Je ne savais pas du tout ce que c’était, mais
le nom n’avait pas l’air sympathique! Mes
parents me l’ont tout de suite expliqué mais
ce n’était pas des explications très poussées
à ce moment-là. J’avais peur surtout parce
qu’on ne savait pas comment la maladie
allait évoluer.
Avant le diagnostic, avais-tu remarqué qu’il y
avait quelque chose qui n’allait pas?
Ma mère avait de la misère avec la chaleur
mais je ne savais pas si c’était normal ou
pas. Elle avait déjà une canne qu’elle utilisait
de temps en temps à la maison. Mais moi je
voyais surtout une intolérance à la chaleur.
Quels changements la SP a-t-elle entraîné
dans ta vie?
Je pense que j’ai vieilli plus rapidement que
d’autres jeunes de mon âge. J’avais plus de
responsabilités, plus jeune.
Est-ce que ça te dérangeait ces
responsabilités?
À l’époque, ça ne me tentait pas de faire la
vaisselle, le lavage, le ménage… J’ai passé
ma crise d’adolescence là-dedans.
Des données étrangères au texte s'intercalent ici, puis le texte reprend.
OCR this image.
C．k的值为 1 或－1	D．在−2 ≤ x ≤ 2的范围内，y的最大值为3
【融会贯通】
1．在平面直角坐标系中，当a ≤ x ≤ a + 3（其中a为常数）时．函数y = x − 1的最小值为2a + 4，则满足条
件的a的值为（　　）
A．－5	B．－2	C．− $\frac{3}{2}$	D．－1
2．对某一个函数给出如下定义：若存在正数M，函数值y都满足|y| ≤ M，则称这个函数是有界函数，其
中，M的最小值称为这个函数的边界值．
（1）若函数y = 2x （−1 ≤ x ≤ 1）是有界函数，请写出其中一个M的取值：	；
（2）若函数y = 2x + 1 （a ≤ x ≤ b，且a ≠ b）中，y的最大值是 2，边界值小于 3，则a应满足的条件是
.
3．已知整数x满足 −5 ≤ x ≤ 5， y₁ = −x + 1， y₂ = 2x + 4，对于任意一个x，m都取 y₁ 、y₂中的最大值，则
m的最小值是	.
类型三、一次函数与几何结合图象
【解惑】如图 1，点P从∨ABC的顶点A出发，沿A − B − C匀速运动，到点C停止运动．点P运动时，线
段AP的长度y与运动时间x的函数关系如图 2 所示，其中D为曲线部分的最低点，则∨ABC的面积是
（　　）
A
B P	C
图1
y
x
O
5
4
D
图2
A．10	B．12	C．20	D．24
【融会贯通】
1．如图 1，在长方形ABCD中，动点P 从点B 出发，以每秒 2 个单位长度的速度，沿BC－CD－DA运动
Mais avec
le recul, je suis content d’avoir fait tout cela.
J’ai peut-être appris à faire toutes les tâches
ménagères plus tôt que la moyenne mais ce
n’étaient pas des choses inutiles, c’était
apprendre à vivre.
Parlais-tu de la SP avec tes amis?
Oui, mes amis savaient que ma mère avait la
SP. Ce n’était pas le sujet de conversation
principal mais je ne le cachais pas. Quand on
me demandait pourquoi ma mère avait une
canne, je répondais tout simplement : « parce
qu’elle a la sclérose en plaques ».
As-tu déjà eu des réactions négatives à
l’école par rapport à ta mère?
Non, jamais. Je pense que j’avais de bons
amis, c’était ouvert, tout le monde le savait.
Dès que quelqu’un avait une question, j’étais
heureux de répondre. À la fin du secondaire,
ma mère utilisait davantage son fauteuil
roulant mais ça n’a pas été un problème. Je
n’ai jamais été martyrisé parce que ma mère
marchait moins bien ou parce qu’elle était en
fauteuil roulant.
Quelle relation as-tu avec ta mère?
J’ai une belle relation avec ma mère. Je la
vois moins souvent parce que je fais mesétudes à Québec, mais la SP m’a fait me
rapprocher de ma mère à certains niveaux.
Elle est devenue une confidente, presque
une amie. Notre relation a changé. Elle n’a
plus besoin de s’occuper de moi comme
quand j’étais plus jeune et je ne m’occupe
plus d’elle de la même façon non plus.
As-tu parfois un sentiment de culpabilité en
raison de ton éloignement?
Oui, un peu, car je ne suis pas souvent là
pour l’aider. Quand elle a eu son chien Mira,
je n’étais pas content parce que je pensais
qu’elle voulait me remplacer par un chien.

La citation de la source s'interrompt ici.